A Bad Headache and a Grumpy Nurse
I was in what they call the Neural Step-Down unit at this point. I had a roommate, who’d also had brain surgery, but I didn’t get to know her very well; we were both sleeping a lot, and she got to go home long before I did. One night, not long after the surgery, I couldn’t get to sleep because my head hurt too much. I felt like someone was trying to open my head with a screwdriver.
My nurse was already annoyed with me. My call button wasn’t working, and it had been going off all by itself all night. I kept trying to tell her that it was broken, but she didn’t seem to believe me. When I actually did call her in to see if I could get more pain meds, she very shortly told me that I’d had all that I was allowed to have and I would have to wait.
Now, the unfortunate thing about the stroke-affected mind is that, especially at first, it doesn’t realize what’s happened. I’d have certainly fallen if I’d tried to stand up, but in my mind I could still walk. I decided that if I couldn’t have any more pain meds, I needed to take a walk to clear my head. So I sat up in bed and tried to take down the bedrails.
The nurse happened to be passing by, and saw what I was doing. She was furious. She talked about how she had too many patients to be constantly keeping an eye on me, making sure I wasn’t trying to get out of bed – as she tied my wrists to the bed. I cried myself to sleep.
Later, another nurse took the restraints off. I told my sister Rachel what had gone on when she came in the next morning. I don’t remember this, but my roommate told us that I’d stated explicitly the night before to the nurse that I’d not wanted physical restraint of any kind used on me. Rachel talked to management about what happened. They apologized that I’d been upset, and that she’d been upset.

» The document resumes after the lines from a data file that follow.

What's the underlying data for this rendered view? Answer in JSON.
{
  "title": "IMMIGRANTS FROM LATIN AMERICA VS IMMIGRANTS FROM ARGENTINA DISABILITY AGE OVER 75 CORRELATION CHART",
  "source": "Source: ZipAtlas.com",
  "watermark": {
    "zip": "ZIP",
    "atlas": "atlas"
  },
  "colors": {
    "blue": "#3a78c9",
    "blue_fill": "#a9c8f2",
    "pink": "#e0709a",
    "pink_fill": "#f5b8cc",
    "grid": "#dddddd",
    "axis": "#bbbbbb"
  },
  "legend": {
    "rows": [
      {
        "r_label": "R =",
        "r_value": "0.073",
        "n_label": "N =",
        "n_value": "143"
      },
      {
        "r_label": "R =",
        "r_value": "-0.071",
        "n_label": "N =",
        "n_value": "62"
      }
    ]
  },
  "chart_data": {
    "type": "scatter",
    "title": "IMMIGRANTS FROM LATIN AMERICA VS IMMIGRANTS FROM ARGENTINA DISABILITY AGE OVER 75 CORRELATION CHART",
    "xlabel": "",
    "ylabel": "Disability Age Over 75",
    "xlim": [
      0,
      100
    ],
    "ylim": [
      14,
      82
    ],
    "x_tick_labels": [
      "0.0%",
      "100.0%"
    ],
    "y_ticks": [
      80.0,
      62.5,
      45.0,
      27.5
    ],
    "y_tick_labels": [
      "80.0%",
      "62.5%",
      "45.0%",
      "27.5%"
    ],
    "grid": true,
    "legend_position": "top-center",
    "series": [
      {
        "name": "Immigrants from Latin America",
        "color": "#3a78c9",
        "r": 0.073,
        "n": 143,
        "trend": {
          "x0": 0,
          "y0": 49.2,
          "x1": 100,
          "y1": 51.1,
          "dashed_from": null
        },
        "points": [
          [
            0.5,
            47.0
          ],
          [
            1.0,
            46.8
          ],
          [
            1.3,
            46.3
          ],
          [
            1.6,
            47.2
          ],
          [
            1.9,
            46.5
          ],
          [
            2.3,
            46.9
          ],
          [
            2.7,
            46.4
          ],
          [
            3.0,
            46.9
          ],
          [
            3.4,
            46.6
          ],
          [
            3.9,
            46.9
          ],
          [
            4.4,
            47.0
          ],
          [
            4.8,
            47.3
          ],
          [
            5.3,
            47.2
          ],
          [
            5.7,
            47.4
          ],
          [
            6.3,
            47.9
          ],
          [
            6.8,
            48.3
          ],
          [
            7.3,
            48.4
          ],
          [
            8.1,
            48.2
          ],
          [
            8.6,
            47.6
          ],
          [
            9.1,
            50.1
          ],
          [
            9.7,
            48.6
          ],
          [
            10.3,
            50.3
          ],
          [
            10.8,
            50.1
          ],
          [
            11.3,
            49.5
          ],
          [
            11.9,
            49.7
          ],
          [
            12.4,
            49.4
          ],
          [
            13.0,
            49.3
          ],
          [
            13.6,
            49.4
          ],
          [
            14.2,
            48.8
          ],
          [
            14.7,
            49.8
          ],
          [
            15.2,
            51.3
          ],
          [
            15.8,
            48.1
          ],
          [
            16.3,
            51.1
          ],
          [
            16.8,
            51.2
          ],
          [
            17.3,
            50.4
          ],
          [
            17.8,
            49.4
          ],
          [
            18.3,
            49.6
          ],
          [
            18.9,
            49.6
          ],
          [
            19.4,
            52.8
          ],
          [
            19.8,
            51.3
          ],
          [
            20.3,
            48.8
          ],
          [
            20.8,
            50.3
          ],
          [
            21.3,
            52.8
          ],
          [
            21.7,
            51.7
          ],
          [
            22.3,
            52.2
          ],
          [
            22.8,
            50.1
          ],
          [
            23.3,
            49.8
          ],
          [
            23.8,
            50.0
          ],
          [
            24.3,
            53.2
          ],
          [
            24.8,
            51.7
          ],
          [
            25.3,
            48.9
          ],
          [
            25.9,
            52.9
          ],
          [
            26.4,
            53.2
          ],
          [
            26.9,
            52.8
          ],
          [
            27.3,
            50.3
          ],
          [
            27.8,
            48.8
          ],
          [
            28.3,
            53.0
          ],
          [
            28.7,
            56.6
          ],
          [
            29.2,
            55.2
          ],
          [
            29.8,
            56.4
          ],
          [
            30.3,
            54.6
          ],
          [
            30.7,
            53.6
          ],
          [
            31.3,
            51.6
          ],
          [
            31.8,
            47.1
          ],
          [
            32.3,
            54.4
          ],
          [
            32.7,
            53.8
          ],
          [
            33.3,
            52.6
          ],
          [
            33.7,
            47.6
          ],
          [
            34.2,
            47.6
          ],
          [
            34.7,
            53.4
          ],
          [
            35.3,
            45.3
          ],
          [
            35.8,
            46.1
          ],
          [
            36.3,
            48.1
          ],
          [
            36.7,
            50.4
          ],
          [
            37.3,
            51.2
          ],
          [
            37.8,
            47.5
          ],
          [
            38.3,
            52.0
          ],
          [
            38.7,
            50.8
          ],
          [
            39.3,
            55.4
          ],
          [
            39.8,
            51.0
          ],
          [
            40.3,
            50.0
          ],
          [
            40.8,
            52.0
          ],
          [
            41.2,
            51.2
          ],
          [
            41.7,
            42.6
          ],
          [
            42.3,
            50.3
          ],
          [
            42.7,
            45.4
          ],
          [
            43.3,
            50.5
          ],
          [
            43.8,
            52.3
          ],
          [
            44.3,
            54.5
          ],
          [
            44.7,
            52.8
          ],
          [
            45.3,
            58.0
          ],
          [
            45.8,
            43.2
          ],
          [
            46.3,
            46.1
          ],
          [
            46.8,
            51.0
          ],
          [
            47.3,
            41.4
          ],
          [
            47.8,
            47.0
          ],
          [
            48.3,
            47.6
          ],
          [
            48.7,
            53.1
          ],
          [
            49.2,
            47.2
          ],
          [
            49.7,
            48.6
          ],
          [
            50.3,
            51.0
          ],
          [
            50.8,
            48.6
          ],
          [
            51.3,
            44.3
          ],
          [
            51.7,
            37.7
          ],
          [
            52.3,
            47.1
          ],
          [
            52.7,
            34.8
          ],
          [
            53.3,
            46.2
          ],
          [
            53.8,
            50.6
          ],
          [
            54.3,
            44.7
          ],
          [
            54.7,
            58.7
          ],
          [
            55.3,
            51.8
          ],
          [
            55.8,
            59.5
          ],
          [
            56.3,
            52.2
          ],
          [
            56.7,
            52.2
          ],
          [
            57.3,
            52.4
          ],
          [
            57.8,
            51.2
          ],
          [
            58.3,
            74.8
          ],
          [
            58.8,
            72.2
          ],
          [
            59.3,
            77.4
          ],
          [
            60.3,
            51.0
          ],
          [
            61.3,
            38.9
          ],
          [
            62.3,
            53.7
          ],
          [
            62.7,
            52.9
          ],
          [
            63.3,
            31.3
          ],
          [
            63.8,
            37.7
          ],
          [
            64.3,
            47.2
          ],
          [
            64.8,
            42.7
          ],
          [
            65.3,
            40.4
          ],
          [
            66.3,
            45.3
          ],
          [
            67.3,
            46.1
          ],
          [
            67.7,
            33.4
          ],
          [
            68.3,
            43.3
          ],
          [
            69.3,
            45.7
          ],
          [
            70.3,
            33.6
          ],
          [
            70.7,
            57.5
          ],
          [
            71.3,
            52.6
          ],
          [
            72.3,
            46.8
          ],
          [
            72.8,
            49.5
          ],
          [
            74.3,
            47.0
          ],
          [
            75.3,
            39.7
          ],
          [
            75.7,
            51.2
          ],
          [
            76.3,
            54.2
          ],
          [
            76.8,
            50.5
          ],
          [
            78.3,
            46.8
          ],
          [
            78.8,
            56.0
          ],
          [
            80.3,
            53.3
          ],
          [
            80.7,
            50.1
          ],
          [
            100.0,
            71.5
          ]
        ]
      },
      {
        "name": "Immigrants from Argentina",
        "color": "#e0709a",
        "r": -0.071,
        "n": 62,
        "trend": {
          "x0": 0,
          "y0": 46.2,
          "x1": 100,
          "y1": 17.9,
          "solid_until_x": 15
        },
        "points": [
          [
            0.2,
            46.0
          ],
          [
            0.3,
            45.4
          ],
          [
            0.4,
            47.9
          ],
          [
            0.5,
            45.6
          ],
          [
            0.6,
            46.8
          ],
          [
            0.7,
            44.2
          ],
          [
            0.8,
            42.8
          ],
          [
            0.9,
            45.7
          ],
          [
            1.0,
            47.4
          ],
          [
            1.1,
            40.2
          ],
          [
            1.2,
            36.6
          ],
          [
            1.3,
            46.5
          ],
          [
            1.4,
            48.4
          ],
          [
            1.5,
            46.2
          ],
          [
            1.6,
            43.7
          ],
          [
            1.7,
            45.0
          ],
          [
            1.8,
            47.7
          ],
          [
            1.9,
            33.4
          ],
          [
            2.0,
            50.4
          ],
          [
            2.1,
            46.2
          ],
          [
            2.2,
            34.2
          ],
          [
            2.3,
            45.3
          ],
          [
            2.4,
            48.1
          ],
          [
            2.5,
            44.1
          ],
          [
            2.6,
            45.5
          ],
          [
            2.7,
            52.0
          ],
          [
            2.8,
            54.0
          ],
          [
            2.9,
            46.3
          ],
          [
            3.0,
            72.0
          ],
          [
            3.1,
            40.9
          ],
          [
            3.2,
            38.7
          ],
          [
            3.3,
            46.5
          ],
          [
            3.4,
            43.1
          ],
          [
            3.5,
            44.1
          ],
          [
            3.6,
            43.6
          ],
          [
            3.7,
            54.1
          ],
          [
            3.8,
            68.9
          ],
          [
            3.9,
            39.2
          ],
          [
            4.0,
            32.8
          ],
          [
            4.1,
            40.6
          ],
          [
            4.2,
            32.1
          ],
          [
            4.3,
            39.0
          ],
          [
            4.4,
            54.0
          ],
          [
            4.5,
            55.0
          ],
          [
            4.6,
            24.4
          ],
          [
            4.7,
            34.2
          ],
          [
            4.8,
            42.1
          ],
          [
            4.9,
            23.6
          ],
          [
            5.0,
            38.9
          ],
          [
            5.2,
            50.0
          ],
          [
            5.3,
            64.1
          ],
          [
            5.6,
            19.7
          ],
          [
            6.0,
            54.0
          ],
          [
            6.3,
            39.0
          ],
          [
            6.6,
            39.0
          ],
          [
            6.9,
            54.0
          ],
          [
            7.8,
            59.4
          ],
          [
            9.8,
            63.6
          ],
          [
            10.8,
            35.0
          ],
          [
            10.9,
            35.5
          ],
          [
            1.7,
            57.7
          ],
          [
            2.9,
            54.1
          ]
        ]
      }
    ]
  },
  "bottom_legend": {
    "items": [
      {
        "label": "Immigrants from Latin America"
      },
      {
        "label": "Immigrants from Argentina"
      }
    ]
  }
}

I got told this later. Rachel apparently said, “Upset? You haven’t seen upset yet. My father’s going to hit the hospital in about 45 minutes and then you’ll see upset.”
Dad talked to management when when he arrived, and I never saw that nurse again; I believe they sent her to another floor. But I was so terrified about seeing her again the next night that Dad spent the night in the waiting room, in case something happened.
I understand that the nurse was concerned for my safety and likely feeling stressed out by the demands of the shift. But I truly believe that if she’d sat down with me for two minutes, and listened to my reasons about why I’d been trying to get out of bed…explained that I’d fall if I tried to walk around… and said she’d try to get more pain meds ordered, even if she’d had no intention of doing so…I’d have stopped trying to get out of bed and just cried myself to sleep, without the trauma of physical restraint. That two minutes of listening with no assumptions would have made all the difference.
I’ve taken a lot away from those experiences in the hospital after getting my brain AVM treated. Knowing what it feels like to be restrained myself has really shaped my beliefs on the use of physical restraints (restraint of any kind, actually) in vulnerable populations – it should be the last resort in a situation. It’s also changed how I view “problem behaviours” in the people I’ve worked with. If a person doesn’t communicate easily, I ask myself, “What could be going on that’s bringing this out? Is he too hot? Is it close to a mealtime and she needs to eat? Is there someone around that he doesn’t like?” Even in people who are non-verbal, you start to observe patterns once you get to know them…and there are all sorts of “listening”…
But I digress. For those of you who found the restraint stories difficult to read, I apologize. I posted them hoping that we could take something positive away from them about assumptions and communication and listening (and link to Kathie’s fabulous article), but I forget that people sometimes find that sort of thing upsetting…
I’m not around much this weekend, so I’ll see all of you on Monday. Enjoy your weekend…thanks for making this such a great first week!